Daido Moriyama, est né en 1938 à Ikeda au Japon. Son œuvre, profondément ancrée dans l’exploration urbaine et la capture de l’instant, a révolutionné la perception de la photographie au Japon et au-delà.
Moriyama s’est lancé dans la photographie dans les années 1950, déménageant à Tokyo en 1961. Influencé par des photographes comme Takeji Iwamiya et Eikoh Hosoe, il a rapidement développé un style distinctif. Sa participation au magazine avant-gardiste « Provoke » dans les années 1960 a consolidé sa réputation, le magazine prônant une esthétique « brut », « flou » et « granuleux ».

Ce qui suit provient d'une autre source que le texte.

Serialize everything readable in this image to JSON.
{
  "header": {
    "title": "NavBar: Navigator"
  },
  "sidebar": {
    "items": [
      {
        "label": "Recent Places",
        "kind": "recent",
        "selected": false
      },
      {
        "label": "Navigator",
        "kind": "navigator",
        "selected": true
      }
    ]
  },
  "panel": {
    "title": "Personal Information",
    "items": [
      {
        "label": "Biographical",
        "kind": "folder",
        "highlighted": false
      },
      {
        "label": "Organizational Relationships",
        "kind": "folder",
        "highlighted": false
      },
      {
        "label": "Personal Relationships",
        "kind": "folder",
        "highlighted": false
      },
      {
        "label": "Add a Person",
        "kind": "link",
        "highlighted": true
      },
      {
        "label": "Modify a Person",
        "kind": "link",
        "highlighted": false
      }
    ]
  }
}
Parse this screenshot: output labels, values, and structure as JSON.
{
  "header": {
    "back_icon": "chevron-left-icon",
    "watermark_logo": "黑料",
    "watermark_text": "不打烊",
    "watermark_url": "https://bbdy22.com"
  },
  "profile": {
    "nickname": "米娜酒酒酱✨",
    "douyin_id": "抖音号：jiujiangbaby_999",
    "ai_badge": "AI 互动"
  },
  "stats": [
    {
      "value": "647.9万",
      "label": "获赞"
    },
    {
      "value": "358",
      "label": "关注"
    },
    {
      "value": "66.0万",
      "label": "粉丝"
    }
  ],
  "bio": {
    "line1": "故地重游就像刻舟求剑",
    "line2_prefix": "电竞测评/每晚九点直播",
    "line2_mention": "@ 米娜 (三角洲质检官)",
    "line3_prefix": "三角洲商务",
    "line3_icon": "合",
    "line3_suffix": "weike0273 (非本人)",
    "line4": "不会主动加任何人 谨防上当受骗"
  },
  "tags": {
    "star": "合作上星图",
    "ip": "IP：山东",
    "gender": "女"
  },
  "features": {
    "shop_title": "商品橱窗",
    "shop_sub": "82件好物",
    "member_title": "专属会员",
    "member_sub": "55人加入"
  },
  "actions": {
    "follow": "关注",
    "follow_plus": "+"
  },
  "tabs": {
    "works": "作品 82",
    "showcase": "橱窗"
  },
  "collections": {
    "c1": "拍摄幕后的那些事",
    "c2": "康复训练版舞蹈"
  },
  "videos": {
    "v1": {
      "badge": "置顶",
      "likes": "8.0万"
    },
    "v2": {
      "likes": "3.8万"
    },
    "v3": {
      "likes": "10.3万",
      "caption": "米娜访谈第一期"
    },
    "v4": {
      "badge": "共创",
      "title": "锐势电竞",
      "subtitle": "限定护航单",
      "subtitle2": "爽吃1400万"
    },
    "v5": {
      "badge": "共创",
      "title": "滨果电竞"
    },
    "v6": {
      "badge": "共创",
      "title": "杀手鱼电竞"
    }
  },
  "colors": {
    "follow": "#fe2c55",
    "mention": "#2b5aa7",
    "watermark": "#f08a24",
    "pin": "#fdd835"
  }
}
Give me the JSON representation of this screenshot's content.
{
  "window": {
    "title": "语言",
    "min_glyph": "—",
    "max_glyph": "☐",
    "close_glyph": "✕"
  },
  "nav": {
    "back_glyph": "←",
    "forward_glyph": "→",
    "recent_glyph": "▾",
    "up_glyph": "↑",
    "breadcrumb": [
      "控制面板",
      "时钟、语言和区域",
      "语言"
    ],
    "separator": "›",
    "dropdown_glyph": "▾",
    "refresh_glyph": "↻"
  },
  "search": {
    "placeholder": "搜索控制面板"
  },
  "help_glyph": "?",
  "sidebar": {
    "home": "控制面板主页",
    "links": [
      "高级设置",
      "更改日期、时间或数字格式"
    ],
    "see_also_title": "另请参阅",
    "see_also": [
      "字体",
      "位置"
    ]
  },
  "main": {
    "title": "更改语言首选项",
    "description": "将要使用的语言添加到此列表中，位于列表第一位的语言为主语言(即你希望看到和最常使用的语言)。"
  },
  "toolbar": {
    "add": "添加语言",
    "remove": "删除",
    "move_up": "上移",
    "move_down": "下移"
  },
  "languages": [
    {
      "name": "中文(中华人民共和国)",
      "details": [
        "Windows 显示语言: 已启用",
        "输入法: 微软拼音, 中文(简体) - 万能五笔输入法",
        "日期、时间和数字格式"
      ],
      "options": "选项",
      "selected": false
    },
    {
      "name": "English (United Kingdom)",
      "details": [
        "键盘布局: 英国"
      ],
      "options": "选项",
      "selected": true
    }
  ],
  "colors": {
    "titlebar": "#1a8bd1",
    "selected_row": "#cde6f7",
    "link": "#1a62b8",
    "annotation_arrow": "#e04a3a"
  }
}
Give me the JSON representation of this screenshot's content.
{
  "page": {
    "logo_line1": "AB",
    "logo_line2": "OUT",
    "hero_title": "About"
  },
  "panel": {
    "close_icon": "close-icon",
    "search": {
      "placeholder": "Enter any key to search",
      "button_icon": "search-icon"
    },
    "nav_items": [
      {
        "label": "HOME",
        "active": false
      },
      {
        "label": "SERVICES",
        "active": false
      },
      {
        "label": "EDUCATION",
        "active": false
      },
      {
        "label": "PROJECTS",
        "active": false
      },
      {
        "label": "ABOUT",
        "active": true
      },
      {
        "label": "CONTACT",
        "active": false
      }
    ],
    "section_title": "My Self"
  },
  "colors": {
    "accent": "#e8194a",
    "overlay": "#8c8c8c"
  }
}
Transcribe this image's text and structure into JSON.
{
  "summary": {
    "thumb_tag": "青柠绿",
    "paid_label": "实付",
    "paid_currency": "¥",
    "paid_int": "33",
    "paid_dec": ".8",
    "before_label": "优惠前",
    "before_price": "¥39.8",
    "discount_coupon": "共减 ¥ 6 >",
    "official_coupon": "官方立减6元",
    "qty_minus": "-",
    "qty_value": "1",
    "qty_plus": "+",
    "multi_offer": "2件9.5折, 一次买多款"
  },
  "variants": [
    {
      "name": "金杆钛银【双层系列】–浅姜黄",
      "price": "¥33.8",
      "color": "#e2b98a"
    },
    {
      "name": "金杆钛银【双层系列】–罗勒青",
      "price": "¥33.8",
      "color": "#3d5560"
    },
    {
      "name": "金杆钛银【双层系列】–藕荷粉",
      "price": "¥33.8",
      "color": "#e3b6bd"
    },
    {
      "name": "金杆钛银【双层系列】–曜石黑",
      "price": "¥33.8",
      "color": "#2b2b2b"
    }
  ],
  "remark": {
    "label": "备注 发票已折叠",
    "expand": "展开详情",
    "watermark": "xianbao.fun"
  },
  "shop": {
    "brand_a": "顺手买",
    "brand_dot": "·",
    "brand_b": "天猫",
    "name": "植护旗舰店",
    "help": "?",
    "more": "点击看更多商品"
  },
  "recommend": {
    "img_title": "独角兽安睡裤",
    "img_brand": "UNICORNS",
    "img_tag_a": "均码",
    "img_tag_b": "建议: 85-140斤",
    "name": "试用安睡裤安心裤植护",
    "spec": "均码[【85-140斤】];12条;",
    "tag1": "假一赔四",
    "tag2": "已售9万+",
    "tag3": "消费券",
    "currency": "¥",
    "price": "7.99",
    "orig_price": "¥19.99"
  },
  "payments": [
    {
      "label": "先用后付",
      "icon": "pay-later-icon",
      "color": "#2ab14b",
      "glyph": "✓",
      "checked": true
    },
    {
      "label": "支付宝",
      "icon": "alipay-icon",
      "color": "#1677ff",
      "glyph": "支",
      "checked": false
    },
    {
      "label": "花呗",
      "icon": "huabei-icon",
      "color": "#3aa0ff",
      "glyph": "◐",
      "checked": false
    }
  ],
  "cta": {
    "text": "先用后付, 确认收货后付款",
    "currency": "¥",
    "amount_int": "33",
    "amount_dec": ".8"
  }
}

Moriyama se concentre essentiellement sur les paysages urbains, en particulier les rues de Tokyo et d’autres villes. Il capture des scènes de la vie quotidienne, des détails souvent négligés, et l’énergie brute des environnements urbains. Sa méthode de travail est largement instinctive. Moriyama se laisse guider par ses réactions émotionnelles et ses intuitions, se déplaçant à travers les villes et capturant ce qui attire son regard. Il est attiré par les aspects marginaux de la société, les zones périphériques des villes, et les scènes nocturnes, qui révèlent une facette plus brute de la vie urbaine.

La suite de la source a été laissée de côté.